Felege-Selam Solomon Yirga

The Ohio State University, Byzantine Studies Junior Fellow

The eighth-century Egyptian Chronicle of John of Nikiu is a universal history that begins with Adam and ends with an account of the Arab conquest of Egypt, surviving only in a seventeenth-century Ge’ez translation of the Arabic translation of the Coptic original. By investigating John of Nikiu’s numerous modifications to his source material, and considering the contexts in which the text was produced and translated, this study aims to disentangle John’s voice from that of his sources, revealing the diversity of religious and historical thought among seventh- and eighth-century Egyptian Christians, the reception of early Byzantine historiography, and the Chronicle’s afterlife in Ethiopia.
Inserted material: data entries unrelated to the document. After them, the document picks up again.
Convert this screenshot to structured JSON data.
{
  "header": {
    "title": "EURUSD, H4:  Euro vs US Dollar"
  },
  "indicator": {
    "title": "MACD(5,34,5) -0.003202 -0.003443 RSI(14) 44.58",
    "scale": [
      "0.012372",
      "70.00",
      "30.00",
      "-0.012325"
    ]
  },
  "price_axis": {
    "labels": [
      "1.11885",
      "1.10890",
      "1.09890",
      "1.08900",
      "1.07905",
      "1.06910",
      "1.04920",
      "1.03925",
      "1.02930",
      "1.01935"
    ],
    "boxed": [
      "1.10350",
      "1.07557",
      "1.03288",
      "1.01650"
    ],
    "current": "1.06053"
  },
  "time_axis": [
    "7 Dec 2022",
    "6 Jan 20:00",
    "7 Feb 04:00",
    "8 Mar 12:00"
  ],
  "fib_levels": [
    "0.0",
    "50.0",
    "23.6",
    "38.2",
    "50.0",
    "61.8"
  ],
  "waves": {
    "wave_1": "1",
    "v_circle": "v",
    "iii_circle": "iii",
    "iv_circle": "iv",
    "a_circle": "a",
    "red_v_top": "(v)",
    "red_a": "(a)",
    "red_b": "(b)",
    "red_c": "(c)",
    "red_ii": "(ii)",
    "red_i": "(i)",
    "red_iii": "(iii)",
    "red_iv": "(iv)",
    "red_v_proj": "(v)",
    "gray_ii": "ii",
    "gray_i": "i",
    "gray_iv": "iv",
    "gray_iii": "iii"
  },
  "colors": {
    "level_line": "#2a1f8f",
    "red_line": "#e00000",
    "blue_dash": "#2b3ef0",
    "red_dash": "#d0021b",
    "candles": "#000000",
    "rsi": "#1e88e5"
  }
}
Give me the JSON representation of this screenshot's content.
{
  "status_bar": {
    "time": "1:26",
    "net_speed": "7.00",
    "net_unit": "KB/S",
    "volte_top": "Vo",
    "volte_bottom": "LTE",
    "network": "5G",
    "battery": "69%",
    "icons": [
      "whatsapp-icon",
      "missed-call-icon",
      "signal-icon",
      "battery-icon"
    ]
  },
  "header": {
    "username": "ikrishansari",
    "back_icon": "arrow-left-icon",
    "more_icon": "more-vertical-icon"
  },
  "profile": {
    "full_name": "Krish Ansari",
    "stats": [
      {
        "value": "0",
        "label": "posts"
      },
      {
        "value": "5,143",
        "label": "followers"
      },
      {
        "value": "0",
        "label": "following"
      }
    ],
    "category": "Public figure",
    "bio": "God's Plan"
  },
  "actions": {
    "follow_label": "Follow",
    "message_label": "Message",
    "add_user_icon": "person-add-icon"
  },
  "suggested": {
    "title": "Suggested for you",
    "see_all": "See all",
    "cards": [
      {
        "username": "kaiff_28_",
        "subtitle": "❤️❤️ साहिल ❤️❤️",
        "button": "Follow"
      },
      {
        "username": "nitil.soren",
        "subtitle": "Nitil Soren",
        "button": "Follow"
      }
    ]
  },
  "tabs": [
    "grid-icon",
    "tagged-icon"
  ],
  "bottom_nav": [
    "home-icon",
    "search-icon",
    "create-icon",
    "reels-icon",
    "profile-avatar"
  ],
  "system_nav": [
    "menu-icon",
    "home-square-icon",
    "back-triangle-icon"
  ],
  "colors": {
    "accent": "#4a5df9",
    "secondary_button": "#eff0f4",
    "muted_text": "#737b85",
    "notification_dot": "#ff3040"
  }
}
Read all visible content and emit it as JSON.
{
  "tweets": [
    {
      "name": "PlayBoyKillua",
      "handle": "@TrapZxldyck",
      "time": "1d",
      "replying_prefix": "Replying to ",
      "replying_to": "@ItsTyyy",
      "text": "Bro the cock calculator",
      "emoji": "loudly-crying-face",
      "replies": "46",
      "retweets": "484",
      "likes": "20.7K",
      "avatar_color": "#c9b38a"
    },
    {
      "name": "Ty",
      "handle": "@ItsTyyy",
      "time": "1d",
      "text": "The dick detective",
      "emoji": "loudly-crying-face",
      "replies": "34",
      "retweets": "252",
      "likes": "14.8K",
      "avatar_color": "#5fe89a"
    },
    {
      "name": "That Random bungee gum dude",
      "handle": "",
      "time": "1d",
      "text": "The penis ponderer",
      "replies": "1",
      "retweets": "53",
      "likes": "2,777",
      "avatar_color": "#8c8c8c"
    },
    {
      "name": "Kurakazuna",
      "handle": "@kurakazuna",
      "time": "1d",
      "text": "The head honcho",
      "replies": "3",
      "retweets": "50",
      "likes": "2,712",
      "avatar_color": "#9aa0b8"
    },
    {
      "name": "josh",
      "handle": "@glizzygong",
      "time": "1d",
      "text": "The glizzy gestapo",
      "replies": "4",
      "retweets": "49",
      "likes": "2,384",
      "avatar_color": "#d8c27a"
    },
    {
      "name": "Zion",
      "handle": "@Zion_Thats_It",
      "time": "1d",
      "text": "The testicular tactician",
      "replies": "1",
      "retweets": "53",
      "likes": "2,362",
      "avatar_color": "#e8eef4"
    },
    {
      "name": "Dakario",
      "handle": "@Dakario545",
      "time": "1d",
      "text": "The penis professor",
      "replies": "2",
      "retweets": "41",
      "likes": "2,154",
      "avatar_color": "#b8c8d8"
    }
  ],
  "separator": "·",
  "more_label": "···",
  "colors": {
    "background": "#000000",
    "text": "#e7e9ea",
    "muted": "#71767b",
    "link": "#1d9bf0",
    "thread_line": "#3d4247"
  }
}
Felege-Selam Solomon Yirga is a doctoral candidate in history at the Ohio State University. He holds a BA in history from Brandeis University and an MA in history from the Ohio State University. Yirga’s research focuses primarily on the political, cultural, and social history of the Roman and post-Roman Near East, with a particular interest in issues of identity, representations of the past, and cultural memory. This research includes the late medieval Ethiopian reception of late antique texts as transmitted by Arabic-speaking intermediaries, and the role of these texts in the development of Ge’ez literature and Ethiopian national identity.